Le motivazioni con cui la Cassazione ha gettato via le chiavi della cella in cui sono rinchiusi i «gretti», rancorosi e violenti coniugi della corte di via Diaz sono più di una sentenza di colpevolezza. Sono un fiume d'acqua che vuole spegnere, una volta per tutte, il fuoco delle polemiche, dei sospetti, dei misteri, dei dubbi a cui troppi si sono prestati nel ruolo di megafono. In troppi, di fronte al dito che indicava la luna, hanno guardato il primo ignorando la seconda. La motivazione dei giudici della Cassazione non lo dice con queste parole, ma a una lettura complessiva della sentenza avrebbe anche potuto farlo. Perché, pure per la più alta carica della magistratura, questo è quanto successo: si è voluto a tutti i costi trasformare particolari ininfluenti in suggestive prove di un'inchiesta additata a torto come sciatta, sbagliata, a senso unico. E si è voluto ammantare di verità assolute le «evanescenti» ed «incerte» ricostruzioni alla Csi offerte dal professor Torre (il super esperto della difesa) e dal suo pool.

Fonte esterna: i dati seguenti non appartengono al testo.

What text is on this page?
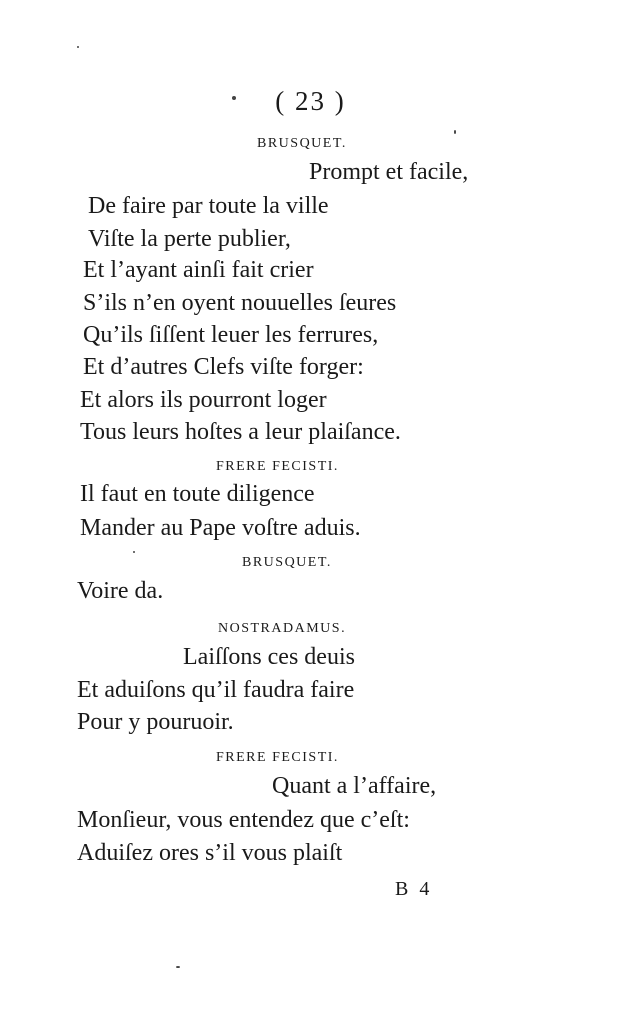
( 23 )
BRUSQUET.
Prompt et facile,
De faire par toute la ville
Viſte la perte publier,
Et l’ayant ainſi fait crier
S’ils n’en oyent nouuelles ſeures
Qu’ils ſiſſent leuer les ferrures,
Et d’autres Clefs viſte forger:
Et alors ils pourront loger
Tous leurs hoſtes a leur plaiſance.
FRERE FECISTI.
Il faut en toute diligence
Mander au Pape voſtre aduis.
BRUSQUET.
Voire da.
NOSTRADAMUS.
Laiſſons ces deuis
Et aduiſons qu’il faudra faire
Pour y pouruoir.
FRERE FECISTI.
Quant a l’affaire,
Monſieur, vous entendez que c’eſt:
Aduiſez ores s’il vous plaiſt
B 4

Leggiamole le parole dei giudici della Cassazione: «I singoli argomenti difensivi non hanno avuto la forza di intaccare la solidità dello zoccolo su cui è stata ricostruita la dolorosissima vicenda». Perché di fronte a confessioni chiare, convergenti e piene di particolari inediti e conosciuti dai soli assassini, di fronte ad ammissioni di colpa riportate in appunti manoscritti e in lettere, di fronte alla testimonianza di un teste oculare e alla presenza di una chiara prova ematica, a nulla valgono i «superflui richiesti (dalla difesa ndr) approfondimenti istruttori che non avrebbero potuto aggiungere nulla di decisivo, in un quadro già delineatosi secondo direttrici di sicuro riferimento».
Punto. Ecco quello che ci aspettiamo ora sull'intera storia: un definitivo ancorché doloroso punto conclusivo. Vorremmo davvero, a quasi cinque anni da quella maledetta sera d'inverno, poter smettere di scrivere della strage di Erba.
Punto e basta, dunque. Così che la si finisse, una volta per tutte, di torturare con lo strazio del ricordo e dei sospetti la famiglia Castagna, Mario Frigerio e i suoi figli. Basta, anche per i due assassini. Che una volta per tutte, come richiesto da papà Castagna, si rendano conto, confessino almeno a loro stessi e si incamminino sulla strada della presa di consapevolezza dell'enormità di ciò che hanno fatto.
Punto, infine, su questa nuova moda di trasformare un delitto atroce in un argomento da bar stadio, sul quale chiunque può emettere una sentenza basandosi su sensazioni, illazioni, suggestioni. La Giustizia è una cosa differente. Per fortuna.